Island Nuclear Workers Retraining Boost
by J Roberts
Retraining opportunities for Anglesey nuclear workers
The Welsh Government is providing £4m to help Anglesey and North West Wales adjust to the closure of Wylfa nuclear power station at Cemaes.
Welsh Government Enterprise Minister, Edwina Hart, has just launched a special £4m programme designed to assist around 1,200 nuclear industry workers at the Wylfa and Trawsfynydd sites to plan their future careers.
Meanwhile the enterprise agency on Anglesey, Menter Mon has a project called "Shaping the Future", and this aims to tackle the various challenges thrown up by these profound changes to the nuclear industry, arising from the necessary decommissioning programmes at the two sites within the region.
The Menter Mon scheme aims to offer careers advice, mentoring, training and job search support geared to give the workforce the best chance of securing future employment opportunities locally.
The Welsh Government supported project will also emphasise training and development opportunities in order to attract inward investment onto Anglesey, consistent with the ambitions of the Energy Island initiative. This way the local economy will maximise the existing skills and knowledge already available in the island workforce.
There is also a £2.3m European Social Fund support underpinning the initiative, as well as funding from the Mon a Menai project through the Welsh Government, and £1.2 million from the Nuclear Decommissioning Authority and additional support from Gwynedd and Anglesey County Councils.
The Minister said:"Helping the north west Wales workforce prepare for the future, grasp new opportunities and secure sustainable, alternative employment is essential to meet the challenges arising from structural change in the regional economy.
Our use of EU and other funding demonstrates how we can back up our tailor-made policies with resources to support our ambition to secure a highly skilled and adaptable workforce for a modern economy."
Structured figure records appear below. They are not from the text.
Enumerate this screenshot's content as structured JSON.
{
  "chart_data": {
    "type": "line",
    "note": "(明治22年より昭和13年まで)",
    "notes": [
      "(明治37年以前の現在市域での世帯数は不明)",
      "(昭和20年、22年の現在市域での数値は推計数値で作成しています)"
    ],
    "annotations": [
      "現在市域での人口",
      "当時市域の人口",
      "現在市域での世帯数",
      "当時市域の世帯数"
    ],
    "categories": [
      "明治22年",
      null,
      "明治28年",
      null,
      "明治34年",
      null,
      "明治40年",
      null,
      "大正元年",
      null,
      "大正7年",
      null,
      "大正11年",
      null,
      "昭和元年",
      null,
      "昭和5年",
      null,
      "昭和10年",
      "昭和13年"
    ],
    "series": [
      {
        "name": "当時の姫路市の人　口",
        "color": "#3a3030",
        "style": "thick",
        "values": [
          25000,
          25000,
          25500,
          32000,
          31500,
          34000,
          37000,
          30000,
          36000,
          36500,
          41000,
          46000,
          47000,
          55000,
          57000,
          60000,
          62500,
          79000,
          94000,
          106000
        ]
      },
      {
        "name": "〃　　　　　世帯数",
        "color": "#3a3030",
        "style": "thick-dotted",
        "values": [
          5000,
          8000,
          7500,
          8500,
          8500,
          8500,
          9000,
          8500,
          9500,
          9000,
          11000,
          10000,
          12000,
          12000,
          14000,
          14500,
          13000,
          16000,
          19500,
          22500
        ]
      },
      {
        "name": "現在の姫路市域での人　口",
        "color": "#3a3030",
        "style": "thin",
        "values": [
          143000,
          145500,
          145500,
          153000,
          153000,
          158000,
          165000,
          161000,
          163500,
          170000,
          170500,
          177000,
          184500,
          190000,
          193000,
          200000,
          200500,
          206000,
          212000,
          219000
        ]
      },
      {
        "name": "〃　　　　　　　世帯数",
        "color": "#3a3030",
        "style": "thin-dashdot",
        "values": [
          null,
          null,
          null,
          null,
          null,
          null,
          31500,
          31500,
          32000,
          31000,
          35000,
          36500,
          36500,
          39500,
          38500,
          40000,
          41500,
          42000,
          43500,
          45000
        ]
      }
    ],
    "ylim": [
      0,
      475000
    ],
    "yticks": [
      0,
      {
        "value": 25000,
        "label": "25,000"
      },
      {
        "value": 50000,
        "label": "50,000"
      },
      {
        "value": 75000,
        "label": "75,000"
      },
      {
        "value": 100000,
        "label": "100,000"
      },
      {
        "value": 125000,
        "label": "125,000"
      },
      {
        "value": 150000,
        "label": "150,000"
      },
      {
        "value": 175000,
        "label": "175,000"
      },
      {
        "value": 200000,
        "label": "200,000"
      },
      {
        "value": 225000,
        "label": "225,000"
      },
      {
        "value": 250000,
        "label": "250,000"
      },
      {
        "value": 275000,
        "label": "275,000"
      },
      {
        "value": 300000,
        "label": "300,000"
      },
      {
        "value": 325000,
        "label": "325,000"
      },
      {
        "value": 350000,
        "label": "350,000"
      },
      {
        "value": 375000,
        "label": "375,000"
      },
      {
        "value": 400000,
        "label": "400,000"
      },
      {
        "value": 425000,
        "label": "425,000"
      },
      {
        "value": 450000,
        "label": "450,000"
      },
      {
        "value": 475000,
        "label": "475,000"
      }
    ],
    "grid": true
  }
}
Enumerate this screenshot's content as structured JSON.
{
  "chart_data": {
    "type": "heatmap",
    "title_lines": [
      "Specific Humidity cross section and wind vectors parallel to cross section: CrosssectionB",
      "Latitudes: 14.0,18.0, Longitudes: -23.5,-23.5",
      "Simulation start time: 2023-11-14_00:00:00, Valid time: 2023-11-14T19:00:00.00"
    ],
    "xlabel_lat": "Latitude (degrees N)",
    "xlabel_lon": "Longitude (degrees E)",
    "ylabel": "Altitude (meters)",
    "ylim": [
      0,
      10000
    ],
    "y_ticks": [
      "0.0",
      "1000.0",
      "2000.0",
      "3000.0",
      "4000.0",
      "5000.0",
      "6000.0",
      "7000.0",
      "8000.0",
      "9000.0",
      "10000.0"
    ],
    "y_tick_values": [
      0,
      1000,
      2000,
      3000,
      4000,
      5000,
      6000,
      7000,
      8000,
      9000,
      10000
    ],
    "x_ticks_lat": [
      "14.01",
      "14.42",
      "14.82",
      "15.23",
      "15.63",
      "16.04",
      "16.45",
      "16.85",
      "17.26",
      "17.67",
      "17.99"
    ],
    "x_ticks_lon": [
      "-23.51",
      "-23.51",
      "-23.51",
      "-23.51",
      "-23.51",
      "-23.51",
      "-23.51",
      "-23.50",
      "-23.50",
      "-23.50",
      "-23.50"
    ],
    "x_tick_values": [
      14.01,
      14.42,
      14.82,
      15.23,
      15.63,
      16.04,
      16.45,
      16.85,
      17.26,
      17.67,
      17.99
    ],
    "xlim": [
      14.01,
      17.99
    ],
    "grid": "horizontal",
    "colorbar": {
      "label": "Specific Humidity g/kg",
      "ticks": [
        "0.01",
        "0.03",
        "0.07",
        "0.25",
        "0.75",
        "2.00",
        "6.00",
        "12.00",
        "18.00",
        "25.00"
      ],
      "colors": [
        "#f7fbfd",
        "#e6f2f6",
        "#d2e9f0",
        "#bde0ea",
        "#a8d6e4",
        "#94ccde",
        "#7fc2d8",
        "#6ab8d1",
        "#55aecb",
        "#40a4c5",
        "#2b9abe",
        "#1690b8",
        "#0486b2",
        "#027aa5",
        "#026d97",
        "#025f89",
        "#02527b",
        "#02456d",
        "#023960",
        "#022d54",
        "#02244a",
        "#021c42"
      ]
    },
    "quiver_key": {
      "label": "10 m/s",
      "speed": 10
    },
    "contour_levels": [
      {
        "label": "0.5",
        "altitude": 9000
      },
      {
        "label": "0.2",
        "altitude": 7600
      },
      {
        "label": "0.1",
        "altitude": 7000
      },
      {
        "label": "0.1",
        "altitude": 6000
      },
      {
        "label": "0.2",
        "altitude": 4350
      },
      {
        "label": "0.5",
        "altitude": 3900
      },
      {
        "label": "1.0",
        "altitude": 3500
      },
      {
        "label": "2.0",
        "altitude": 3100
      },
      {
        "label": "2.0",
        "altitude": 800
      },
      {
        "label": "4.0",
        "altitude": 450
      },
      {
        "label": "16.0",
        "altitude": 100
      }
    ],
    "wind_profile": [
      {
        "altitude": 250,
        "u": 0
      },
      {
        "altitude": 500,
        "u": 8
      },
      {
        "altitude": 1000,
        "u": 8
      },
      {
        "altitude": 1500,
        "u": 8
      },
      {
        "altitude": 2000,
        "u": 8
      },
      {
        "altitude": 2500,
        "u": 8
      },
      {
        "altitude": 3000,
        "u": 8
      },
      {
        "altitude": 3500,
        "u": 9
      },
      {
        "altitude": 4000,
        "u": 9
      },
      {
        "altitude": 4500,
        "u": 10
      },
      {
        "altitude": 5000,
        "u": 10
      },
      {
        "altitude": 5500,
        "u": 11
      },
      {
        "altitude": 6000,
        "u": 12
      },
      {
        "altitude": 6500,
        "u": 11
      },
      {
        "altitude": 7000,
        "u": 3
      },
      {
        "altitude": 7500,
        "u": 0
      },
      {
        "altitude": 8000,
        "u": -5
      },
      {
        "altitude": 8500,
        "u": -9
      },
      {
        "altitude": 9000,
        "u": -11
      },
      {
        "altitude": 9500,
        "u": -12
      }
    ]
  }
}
programme will make available 1 to 1 mentoring and help build individual action plans, focusing on any transferable skills gaps.
A training programme to retrain and re-skill the workforce will also be available, as well as specific initiatives to help individuals secure new jobs or to start up their own local business enterprise.
Judy Craske, Project Director, Shaping the Future, said:"Shaping the Future is an exemplar of how the public and private sectors can work together to pre-emptively address structural employment shifts and boost the diversity of regional economies.
At a time of national and global shortages in key technical skills and engineering expertise, North West Wales offers a unique concentration of scarce and sought after skills for employers to tap into."
Meanwhile, the Wylfa Nuclear Power Station has announced it is shutting down Reactor 2 permanently on 30 April 2012, after around 41 years of producing electricity. The other reactor will continue under the planned extension untiol 2014.
Site Director Stuart Law praised the local workforce which has produced electricity at Wylfa for over 40 years with a very commendable safety record.
Plans for a replacement nuclear plant, called Wylfa B, to be up and running by 2025 have taken a hit following the recent announcement that Horizon Nuclear Power are withdrawing from the major project. This follows difficulties encountered by the two joint venture partners, the German utility giants RWE and E.ON.
In the meantime, the UK government is desperately trying to establish whether a new consortium might be interested in taking on the Horizon challenge. Recently, the Russian nuclear Company Rosatom expressed an interest in building plants in theh UK, including Wylfa.